Fünf Jahre nach dem ersten Lockdown rücken neue Daten eine Gruppe in den Blick, die bislang in Debatten kaum vorkam: Jugendliche in stationären Jugendhilfeeinrichtungen. Laut einer qualitativen Studie der Universität Münster waren sie während der Coronapandemie deutlich stärkeren Einschränkungen ausgesetzt als Gleichaltrige in Familien. Befragt wurden 40 junge Menschen aus Wohngruppen, betreutem Einzelwohnen und Pflegefamilien.
Die Studie zeigt, dass besonders im betreuten Einzelwohnen Isolation zur Regel wurde. Kontakte zur Herkunftsfamilie waren zeitweise untersagt, persönliche Treffen mit Gleichaltrigen oft unmöglich. Auch die digitale Ausstattung war vielerorts unzureichend: fehlende Endgeräte, schwaches Internet, kaum Unterstützung beim Lernen auf Distanz. Die Folgen: Rückzug, Verunsicherung, bei einigen auch Schulvermeidung oder Drogenkonsum.
Und dennoch berichten viele der Jugendlichen von einem hohen Maß an Anpassung und Eigeninitiative. Eine junge Frau beschreibt, wie sie mit ihrer Mitbewohnerin den Alltag per Video gemeinsam gestaltete – von Schulaufgaben bis zu stundenlangen Gesprächen. Gerade diese informellen Beziehungen unter Gleichaltrigen waren oft stabilisierender als die professionelle Betreuung.

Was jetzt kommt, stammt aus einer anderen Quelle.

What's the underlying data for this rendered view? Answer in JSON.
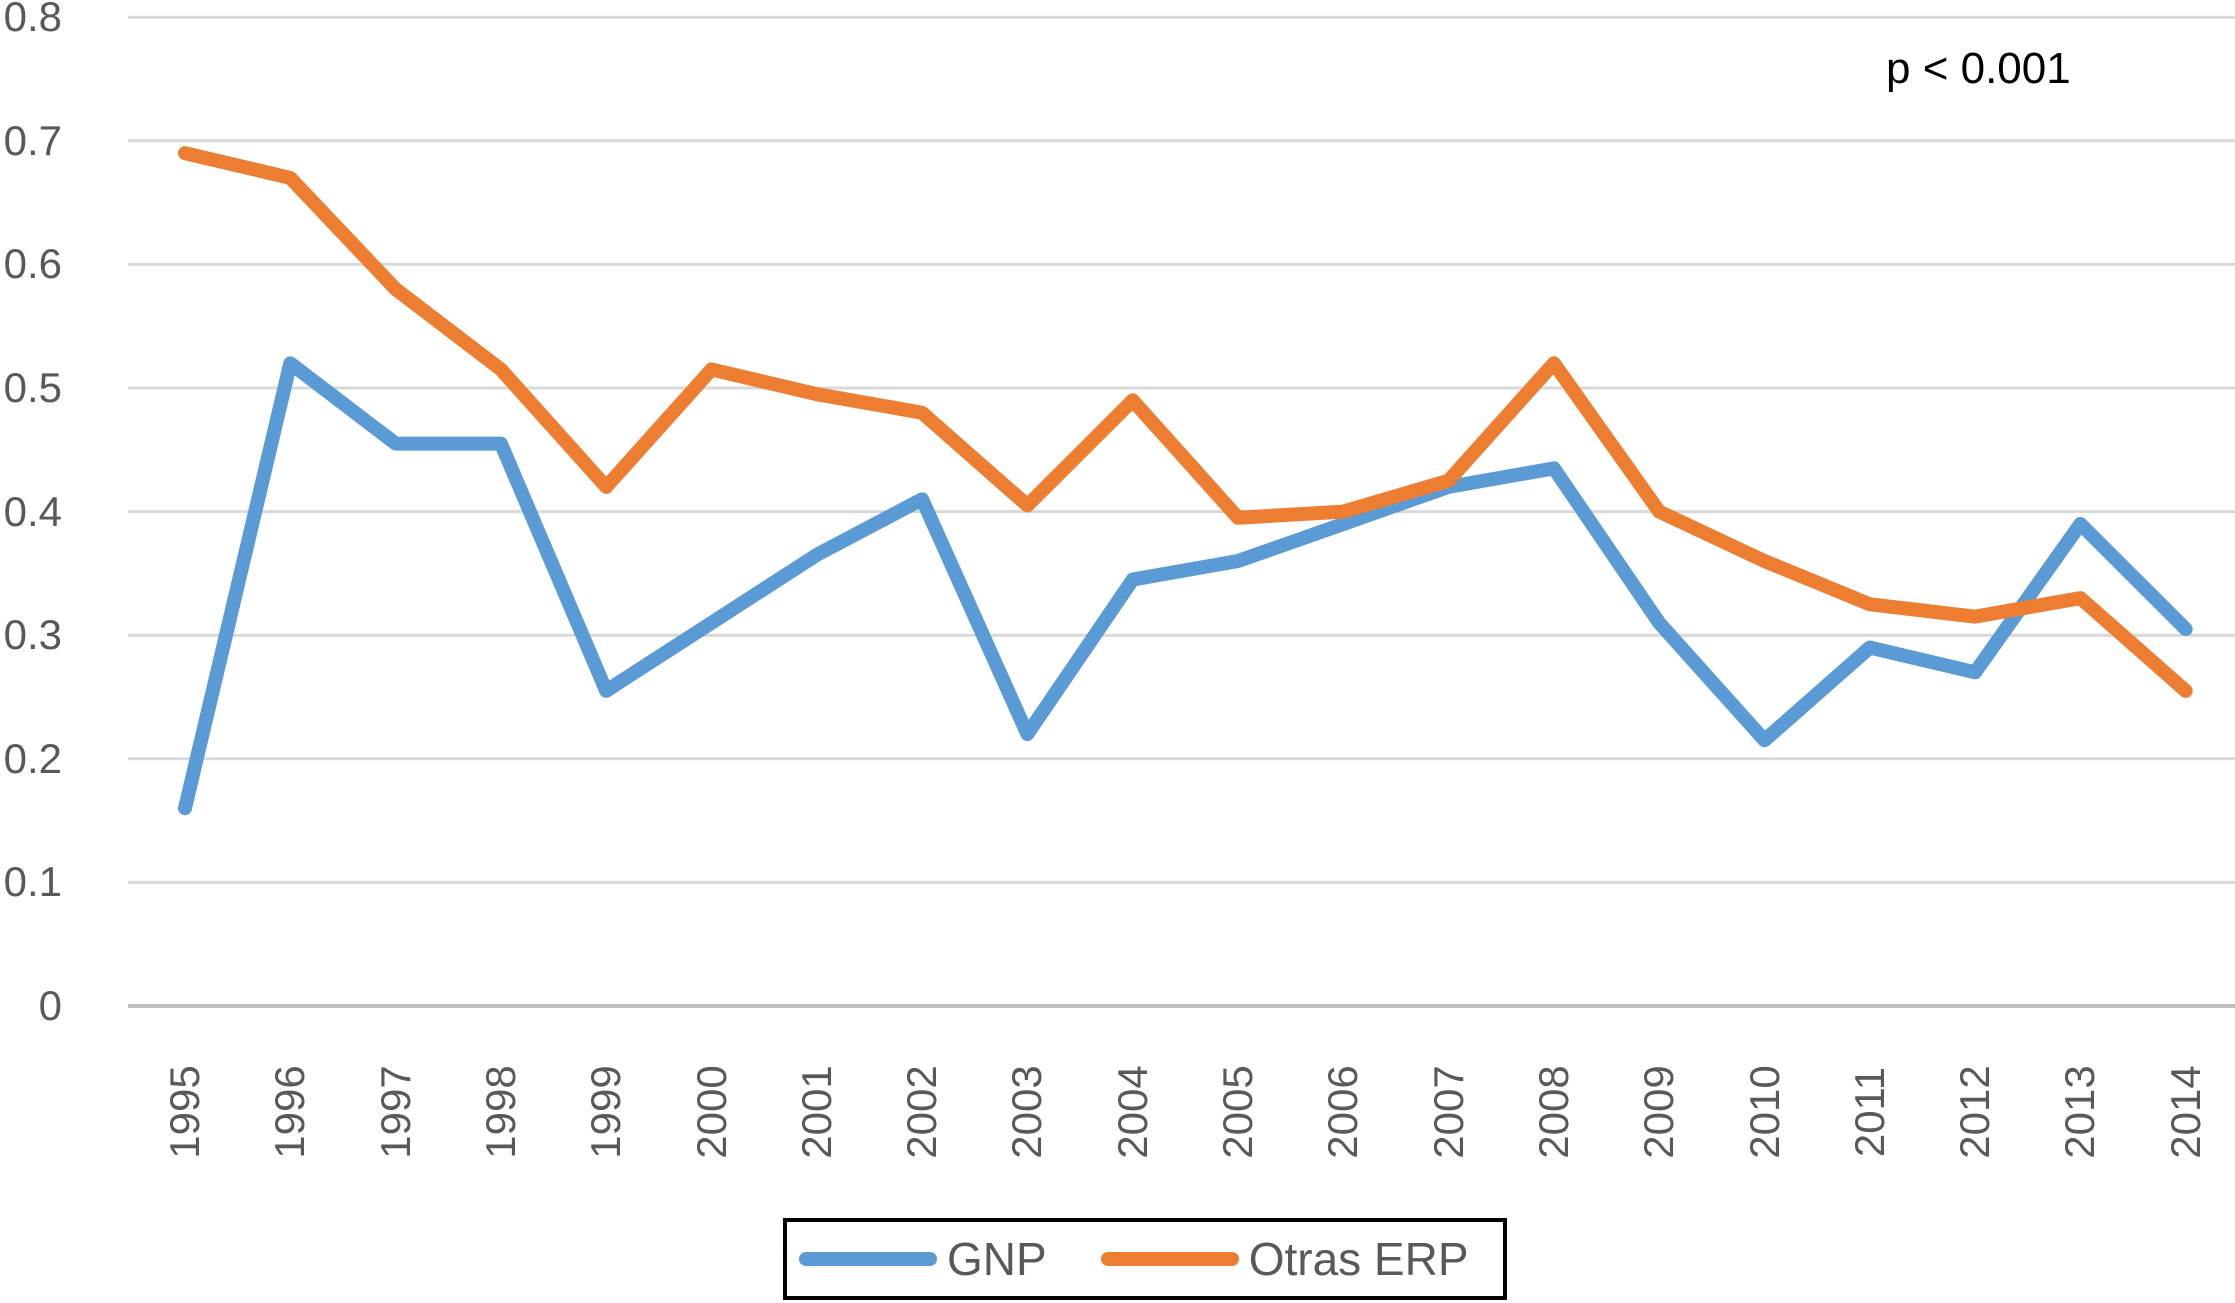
{
  "chart_data": {
    "type": "line",
    "title": "",
    "xlabel": "",
    "ylabel": "",
    "categories": [
      "1995",
      "1996",
      "1997",
      "1998",
      "1999",
      "2000",
      "2001",
      "2002",
      "2003",
      "2004",
      "2005",
      "2006",
      "2007",
      "2008",
      "2009",
      "2010",
      "2011",
      "2012",
      "2013",
      "2014"
    ],
    "series": [
      {
        "name": "GNP",
        "color": "#5B9BD5",
        "values": [
          0.16,
          0.52,
          0.455,
          0.455,
          0.255,
          0.31,
          0.365,
          0.41,
          0.22,
          0.345,
          0.36,
          0.39,
          0.42,
          0.435,
          0.31,
          0.215,
          0.29,
          0.27,
          0.39,
          0.305
        ]
      },
      {
        "name": "Otras ERP",
        "color": "#ED7D31",
        "values": [
          0.69,
          0.67,
          0.58,
          0.515,
          0.42,
          0.515,
          0.495,
          0.48,
          0.405,
          0.49,
          0.395,
          0.4,
          0.425,
          0.52,
          0.4,
          0.36,
          0.325,
          0.315,
          0.33,
          0.255
        ]
      }
    ],
    "ylim": [
      0,
      0.8
    ],
    "y_ticks": [
      "0.8",
      "0.7",
      "0.6",
      "0.5",
      "0.4",
      "0.3",
      "0.2",
      "0.1",
      "0"
    ],
    "grid": true,
    "grid_color": "#D9D9D9",
    "axis_line_color": "#BFBFBF",
    "tick_label_color": "#595959",
    "legend_position": "bottom",
    "legend_border_color": "#000000",
    "annotation": "p < 0.001",
    "annotation_color": "#000000"
  }
}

Die Studie ist Teil des vom BMBF geförderten Projekts „JuPa“ zur sozialen Teilhabe in Pandemiezeiten. Aufbauend auf den Ergebnissen werden Workshops mit Jugendlichen durchgeführt, um Handlungsoptionen für künftige Krisen zu entwickeln. Ergänzend dazu analysiert ein Team der TU Dortmund die Perspektive der Fachkräfte. Ziel ist ein gemeinsames Lagebild, das auch strukturelle Schwächen benennt.
Es mag nicht verwundern, dass Jugendliche in stationären Einrichtungen gesellschaftlich kaum wahrgenommen werden. Schon Kinder und Jugendliche in Familien finden politisch kaum Gehör – bestenfalls kurz vor Wahlen. Unser politisches System ist de facto gerontokratisch. Es richtet sich an die Wahlberechtigten, nicht an Minderjährige. Was unter 18 ist, gilt oft nicht als Stimme, sondern als Aufwand. Und wenn junge Menschen doch einmal sichtbar werden, dann meist als Problem – nicht als Teil der Öffentlichkeit.